Siento que se le olvida que las propuestas, las críticas y las ideas de esos activistas y críticos, caen en oídos sordos en un hombre que no está dispuesto ni a escuchar ni a dialogar. Que esas maromas mentales terminaran siendo exactamente eso, maromas mentales, cuando el jefe ya marcó camino y rumbo, y que los críticos se convierten en burócratas sella papeles cuando nadie los escucha.
Si no me cree, que vea el ejemplo de acá, de este lado del muro, donde el jefe ni dialoga ni escucha, pero eso sí, desacredita a diestra y siniestra.

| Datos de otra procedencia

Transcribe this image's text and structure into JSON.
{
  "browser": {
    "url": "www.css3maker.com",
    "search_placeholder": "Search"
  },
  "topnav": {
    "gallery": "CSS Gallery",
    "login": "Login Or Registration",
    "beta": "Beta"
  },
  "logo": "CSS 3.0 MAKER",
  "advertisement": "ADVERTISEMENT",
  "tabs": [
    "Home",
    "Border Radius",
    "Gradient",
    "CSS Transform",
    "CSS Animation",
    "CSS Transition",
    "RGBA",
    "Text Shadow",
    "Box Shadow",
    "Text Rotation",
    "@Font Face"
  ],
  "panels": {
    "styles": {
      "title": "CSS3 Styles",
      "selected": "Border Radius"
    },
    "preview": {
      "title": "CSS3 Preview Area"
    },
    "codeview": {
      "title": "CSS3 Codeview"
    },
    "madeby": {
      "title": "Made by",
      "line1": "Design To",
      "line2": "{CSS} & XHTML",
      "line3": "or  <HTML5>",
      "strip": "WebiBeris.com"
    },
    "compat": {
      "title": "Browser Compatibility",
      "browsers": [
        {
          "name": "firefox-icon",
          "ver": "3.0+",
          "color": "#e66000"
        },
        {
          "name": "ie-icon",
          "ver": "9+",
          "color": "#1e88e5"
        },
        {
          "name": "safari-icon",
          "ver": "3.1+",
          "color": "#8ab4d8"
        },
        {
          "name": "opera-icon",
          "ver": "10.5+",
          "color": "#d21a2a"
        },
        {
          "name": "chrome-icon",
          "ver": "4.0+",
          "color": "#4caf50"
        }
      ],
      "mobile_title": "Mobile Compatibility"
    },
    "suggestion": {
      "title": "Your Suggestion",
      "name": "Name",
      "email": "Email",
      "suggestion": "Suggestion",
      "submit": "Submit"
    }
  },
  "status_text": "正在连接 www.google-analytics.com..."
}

Pregunta mi amigo Andrew, “¿cómo podemos pedirles a nuestros hijos que estén orgullosos de su país a sabiendas de que los puede traicionar en cualquier momento?”
No sé.
Sí sé, sin embargo, que la idea de “México” como país, ha traicionado a la mayoría de sus habitantes y que en nuestras ansias de salir de donde estamos atorados, nos tragamos cualquier cuento de hadas, incluyendo por supuesto, la de un Mesías Salvador.
Por eso le pregunto: ¿Et tu, @genarolozano?